I’m trying to follow the SBC example in the Stan’s user guide but I have some questions
In 25.3.3, it says
K is the number of parameters
N is the total number of simulated data sets and fits
M is the number of posterior draws per simulated data set
but section 25.4.1 is confusing. Shouldn’t I have one rank for each parameter for each simulation? That is r_{n,k} rather than r_{n,m}?
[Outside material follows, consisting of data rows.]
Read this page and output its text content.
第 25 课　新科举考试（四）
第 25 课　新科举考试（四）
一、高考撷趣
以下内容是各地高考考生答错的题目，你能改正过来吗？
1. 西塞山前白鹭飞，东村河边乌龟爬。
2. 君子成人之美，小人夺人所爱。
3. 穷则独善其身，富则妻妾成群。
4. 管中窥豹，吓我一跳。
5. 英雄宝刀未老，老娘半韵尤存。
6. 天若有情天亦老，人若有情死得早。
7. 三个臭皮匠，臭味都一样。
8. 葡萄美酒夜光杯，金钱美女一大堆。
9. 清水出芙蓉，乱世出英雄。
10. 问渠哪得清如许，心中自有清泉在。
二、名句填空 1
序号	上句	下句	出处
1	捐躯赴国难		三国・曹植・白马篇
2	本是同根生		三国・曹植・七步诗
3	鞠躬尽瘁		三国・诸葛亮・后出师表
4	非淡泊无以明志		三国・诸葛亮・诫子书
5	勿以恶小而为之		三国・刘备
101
So to make it consistent with the previous page, shouldn’t this
Inputs: M draws, J bins, N parameters, ranks r[n, m]
b[1:J] = 0
for (m in 1:M)
++b[1 + floor(r[n, m] * J / (M + 1))]
be as follows
Inputs: N simulations, J bins, K parameters, ranks r[n, k]
b[1:J, 1:K] = 0
for (k in 1:K)
for (n in 1:N)
++b[1 + floor(r[n, k] * J / (N + 1)), k]
I haven’t read that section yet (I’ll take a look but I don’t have time right this second), but tagging @Bob_Carpenter because I think he wrote that section (and most sections!) and he might be able to clear this up quickly.
After debugging the functions in SBC.r I’m now more confused than before about these sections. The implementation in rstan seems quite different from what Bob wrote, and binning seems to be simply ignored.
To be honest I’m only vaguely familiar with @bgoodri’s RStan implementation and I haven’t read @Bob_Carpenter’s implementation at all yet. Maybe they can reconcile their implementations because (even if they’re both correct) I think it’s confusing if there are multiple versions of this that people have a hard time comparing.
The main difference is that rstan::sbc() just gathers up the rankings and leaves the thinning, binning, etc. for later, mostly because it is hard to know in advance exactly how to do that.